Health checks of UDP listeners
For UDP listeners, SLB checks the status of backend servers by sending UDP packets, as shown in the following figure.
The health check process of a UDP listener is as follows:
- The LVS node server sends a UDP packet to the intranet IP address and health check port of the ECS instance according to health check configurations.
- If the corresponding port of the ECS instance is not listening normally, the system
returns an ICMP error message, such as
port XX unreachable. Otherwise, no message is sent.
- If the LVS node server receives the ICMP error message within the response timeout period, the ECS instance is declared as unhealthy.
- If the LVS node server does not receive any message within the response timeout period, the ECS instance is declared as healthy.

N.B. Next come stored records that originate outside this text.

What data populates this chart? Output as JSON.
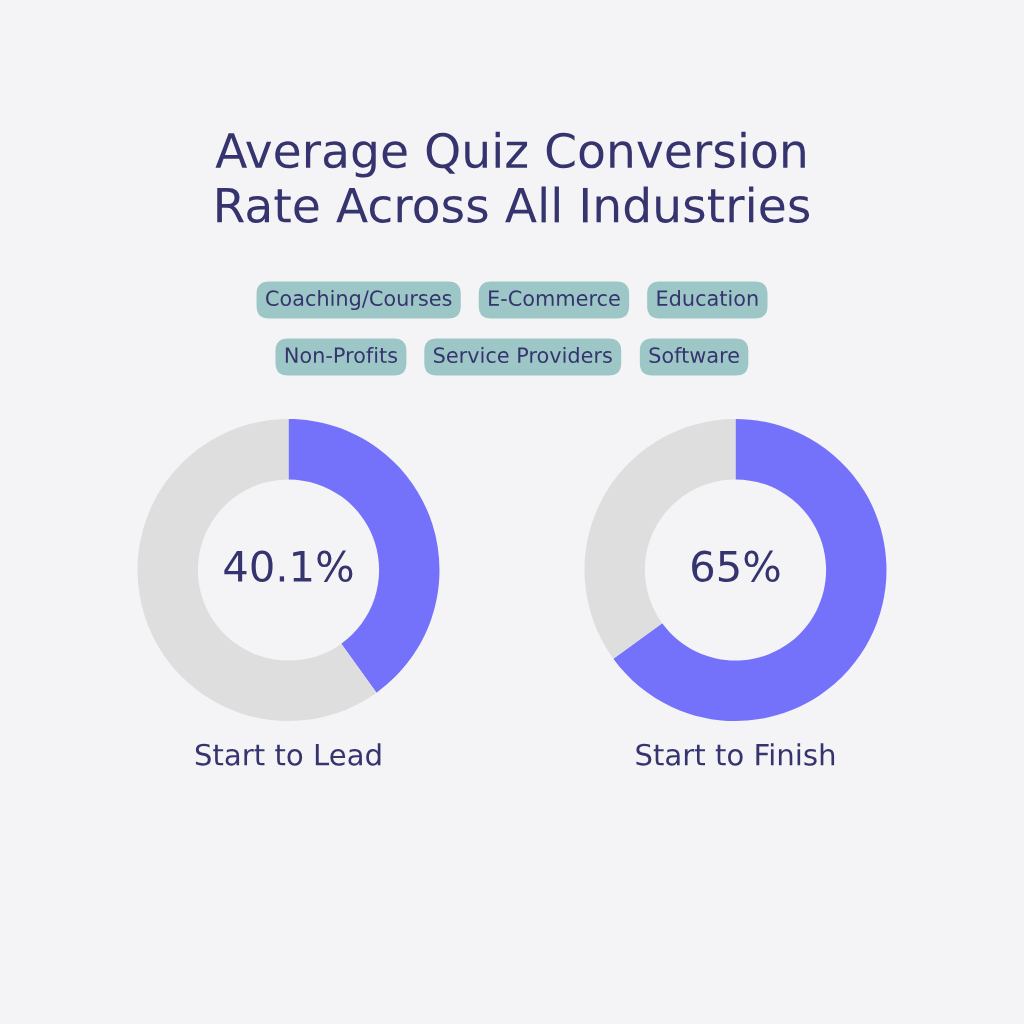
{
  "chart_data": [
    {
      "type": "other",
      "title": "Average Quiz Conversion\nRate Across All Industries",
      "annotations": [
        "Coaching/Courses",
        "E-Commerce",
        "Education",
        "Non-Profits",
        "Service Providers",
        "Software"
      ]
    },
    {
      "type": "donut",
      "categories": [
        null,
        null
      ],
      "values": [
        40.1,
        59.9
      ],
      "colors": [
        "#7472fb",
        "#dedede"
      ],
      "value_labels": [
        "40.1%",
        null
      ],
      "xlabel": "Start to Lead"
    },
    {
      "type": "donut",
      "categories": [
        null,
        null
      ],
      "values": [
        65,
        35
      ],
      "colors": [
        "#7472fb",
        "#dedede"
      ],
      "value_labels": [
        "65%",
        null
      ],
      "xlabel": "Start to Finish"
    }
  ]
}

If the ECS instance uses a Linux operating system, the speed of sending ICMP messages
in high traffic hours is limited due to the anti-ICMP attack protection function of
Linux. In this case, even if an exception occurs to the ECS instance, SLB may declare
the backend server as healthy because the error message
port XX unreachable is not returned. Then, the health check result deviates from the actual service status.
Specify a pair of request and response for UDP health checks. If the specified response is returned, the ECS instance is considered healthy. Otherwise, the ECS instance is considered unhealthy. To achieve this, you must configure the client accordingly.
Health check time window
The health check function effectively improves the availability of your service. However, to avoid the impact of switching caused by frequent health check failures on system availability, status is switched (health check succeeded or failed) only when the health check succeeds or fails for a specified number of times in the time window. The health check time window is determined by the following three factors:
- Health check interval: how often the health check is performed.

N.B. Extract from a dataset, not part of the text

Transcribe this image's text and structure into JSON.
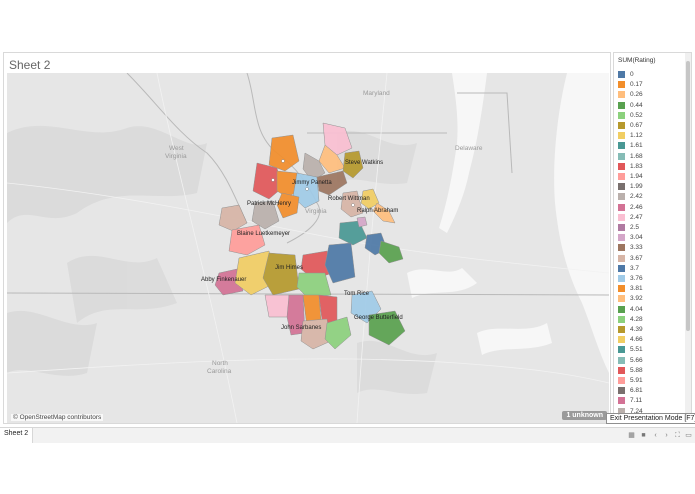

- Response timeout: the length of time to wait for a response.
- Health check threshold: the number of consecutive successes or failures of health checks.
The health check time window is calculated as follows:
- Health check failure time window = Response timeout × Unhealthy threshold + Health
check interval × (Unhealthy threshold -1)
- Health check success time window = Response time of a successful health check × Healthy
threshold + Health check interval × (Healthy threshold - 1)
Note The success response time of a health check is the duration from the time when the health check request is sent to the time when the response is received. When TCP health checks are used, the time is short and almost negligible because the health check only checks whether the port is alive. For HTTP health checks, the time depends on the performance and load of the application server and is generally within seconds.
The health check result has the following impact on request forwarding:
- If the health check of the target ECS instance fails, new requests are distributed to other ECS instance. The client access is normal.
- If the health check of the target ECS instance succeeds, new requests are distributed to it. The client access is normal.
- If a request arrives during a health check failure window, the request is still sent to the ECS instance because the ECS instance is being checked and has not been declared unhealthy. Then, the client access fails.